Crítica – The Pitt (2ª Temporada)

Após um salto temporal de 10 meses a segunda temporada de The Pitt se passa no feriado de 4 de julho em Pittsburgh. Dessa vez, o foco principal muda do trauma externo (como tiroteio em massa da primeira temporada – Arco do PittFest) para o desgaste psicológico e a saúde mental dos profissionais

“Deus dá as batalhas mais difíceis aos seus melhores soldados”

– Dana Evans

A frase dita pela personagem de Katherine LaNasa evidencia os novos desafios do segundo ano da série. Enquanto a primeira temporada trouxe a correria intensa do pronto socorro, a segunda intensificou dessa vez, trazendo novos casos ainda mais graves que criaram pequenos Arcos ao longo dos episódios, o que já era esperado. Mas não só isso, a nova leva de episódios trouxe dilemas e éticos para a tela através de seus personagens multifacetados, temas sociais atuais e claro, muito drama sem perder seu fôlego enquanto narrativa.

Robby, Langdon e Al-Hashimi são destaques da temporada ao terem suas experiências exploradas ao longo de 15 episódios. De um lado Robby, um homem cujo seu objetivo é manter e prezar pelo bem de todos os médicos e pacientes ao mesmo tempo querida com as pressões e dores externas no seu passado ainda como médico.

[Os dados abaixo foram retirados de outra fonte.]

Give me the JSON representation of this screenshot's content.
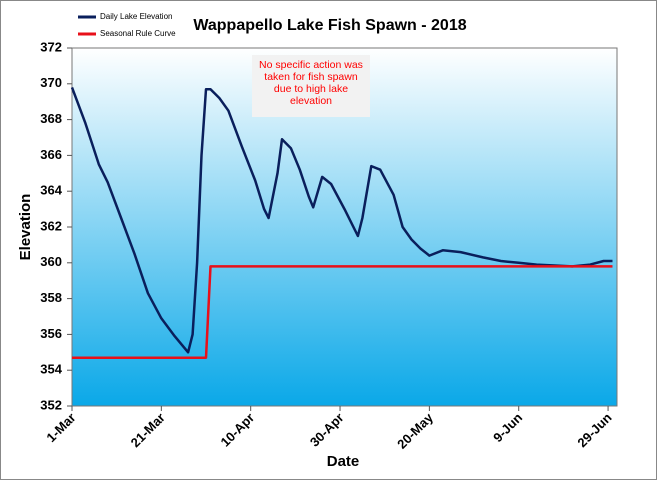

O Dr. Langdon retorna ao hospital após um período de reabilitação em decorrência do seu vício em analgésicos o que acarretou na sua saída temporária do pronto-socorro de Pittsburgh na primeira temporada. Porém os questionamentos de alguns membros da equipe médica e o realismo cru de Robby começam a frustrar sua produtividade e ação enquanto o médico residente colocando-o em momentos de reflexão acerca de suas atitudes O que é um ponto positivo para trama que apresenta vários personagens de forma frenética o tempo todo.

E por último, Al-Hashimi sendo uma das novidades da temporada se mostra, inicialmente como uma médica ao nível do Robby, o que deixa claro a dinâmica de poder entre eles, enfatizando a colisão do pragmatismo rígido dela com os métodos mais humanistas e caóticos de Robinavitch, mas também ao longo dos episódios a médica tem suas fraquezas exploradas pouco a pouco chegando ao seu clímax no penúltimo episódio, quando é revelado que Al-Hashimi sofre de epilepsia especificamente com crise de ausência o que acaba tornando uma bomba relógio que o médico sênior do hospital detecta e tenta intervir impedindo que o pior aconteça e claro, isso coloca a personagem em cheque levando a seu limite e o seu desenvolvimento é construído de forma imprevisível e satisfatória.

O fato é, que, The Pitt é um testamento definitivo aos seriados de drama médico que fizeram sucesso no passado (e ainda fazem) ao ressuscitar com criatividade e ousadia a correria de um hospital em dias extremamente movimentados e cheios e suas consequências para com os médicos enfermeiros ao longo de plantões exaustivos que revelam inúmeros problemas e questões enfrentadas por esses profissionais da saúde e portanto, da própria saúde pública.